Emergency departments of hospitals are also not designed for a person experiencing a mental health/addiction crisis, so having alternate more “wellbeing-friendly” places to assess and support people experiencing distress that has escalated to crisis level is also critical.
In the early 90s, the second author was the psychiatrist in Aotearoa’s first crisis team in West Auckland. This team implemented an evidence-based model of community-based crisis assessment and treatment, to provide earlier response to crisis and an alternative to hospital admission. The team was well staffed, provided support to people in their own home, as well as having funding for a range of “respite” options, and proved so effective that within 10 years all areas of the country were funded to provide an equivalent service.
In 2001, the first author led a team who reviewed crisis mental health services in Aotearoa for the then Mental Health Commission. The report was called Open
All Hours. Crisis respite stood out as a very effective way of averting escalation of a crisis and as an alternative to admission.
However, key problems evident then were: A lack of national planning and consistency in the model of care; variability of access around the country; and a lack of culturally responsive services for Ma¯ori and Pasifika peoples which resulted in much higher rates of admission to inpatient care. Access thresholds differed around the country and there were gaps in crisis services for children and youth, older people and those with alcohol and drug problems.
Unfortunately the recommendations of the Open All Hours report were not consistently implemented; funding for crisis services has not kept up with increases in population and demand; and, as exemplified in the recent media reports, police and ambulance first responders have increasingly found themselves having to be defacto “crisis services”.
In 2018, the Mental Health and Addiction Inquiry (He Ara Oranga) Panel found that the number of people accessing specialist mental health and addiction services has increased by 73 per cent over past 10 years.
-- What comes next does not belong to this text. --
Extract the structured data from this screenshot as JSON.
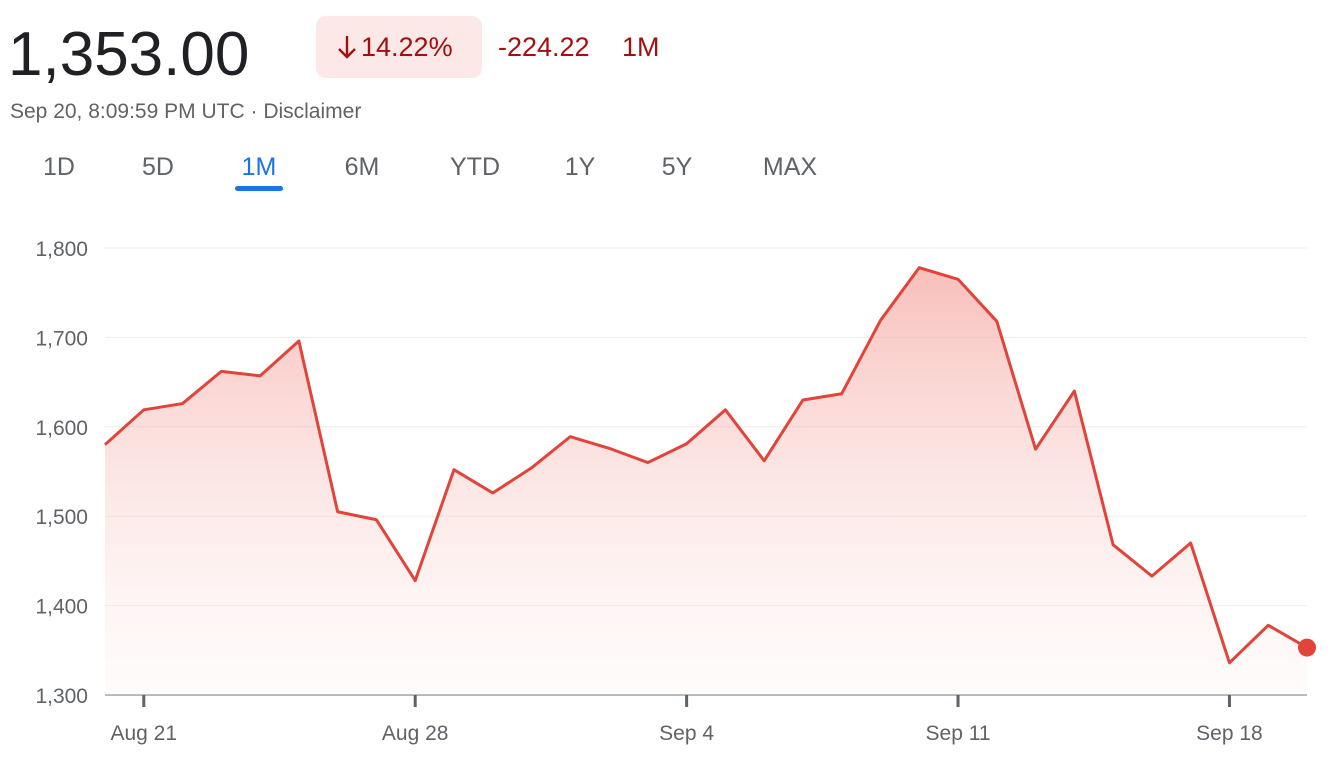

It was noted that: almost all DHBs reported being overwhelmed by demand for crisis services and there were large increases in numbers of people with distress as a result of multiple complex challenges in their lives — relationship breakdown, financial stress, employment, housing, trauma, grief etc. Other themes were (still) sadly similar to those found in 2001.
Since the Mental Health and Addiction
Inquiry, we have had the largest investment ever ($1.9 billion over five years) in mental health and addiction services via the recent Wellbeing Budget, with $455 million dedicated to a new frontline service for people with mental health and addiction issues seen in primary care and community settings, with a target of reaching an additional 325,000 people per year by 2024. The Budget also included $40m for suicide prevention services, alongside the establishment of a Suicide Prevention Office to lead national work to reduce our very high suicide rate.
All these actions will help to support better responses to people experiencing a mental health or addiction crisis.
So, to the future. We need more peerled respite services as an alternative to hospital. One example is “Tupu Ake” in South Auckland.
All mental health/addiction crisis services need to pay attention to people’s experience of trauma and the new Suicide Prevention Strategy and Office will help.
The focus on earlier intervention within primary care will also help to prevent crises.
We can learn from other countries (while acknowledging our unique indigenous and Pasifika communities). The first author has seen a model of mental health/addiction staff responding with police and ambulance to crisis which works very well in large cities (e.g. Vancouver in Canada). In the US, instead of “air traffic control” for planes, people are suggesting “care traffic control” whereby technology tracks every person and considers options to provide the best possible support.
The authors note that addiction crisis teams are also important. Both authors have tried to find urgent treatment for people with life threatening addiction issues — but have failed. Having to be “clean/dry” may help an agency’s statistics but does not help people in dire need.
It would also improve responsiveness for Aotearoa to have one crisis mental health/addiction line.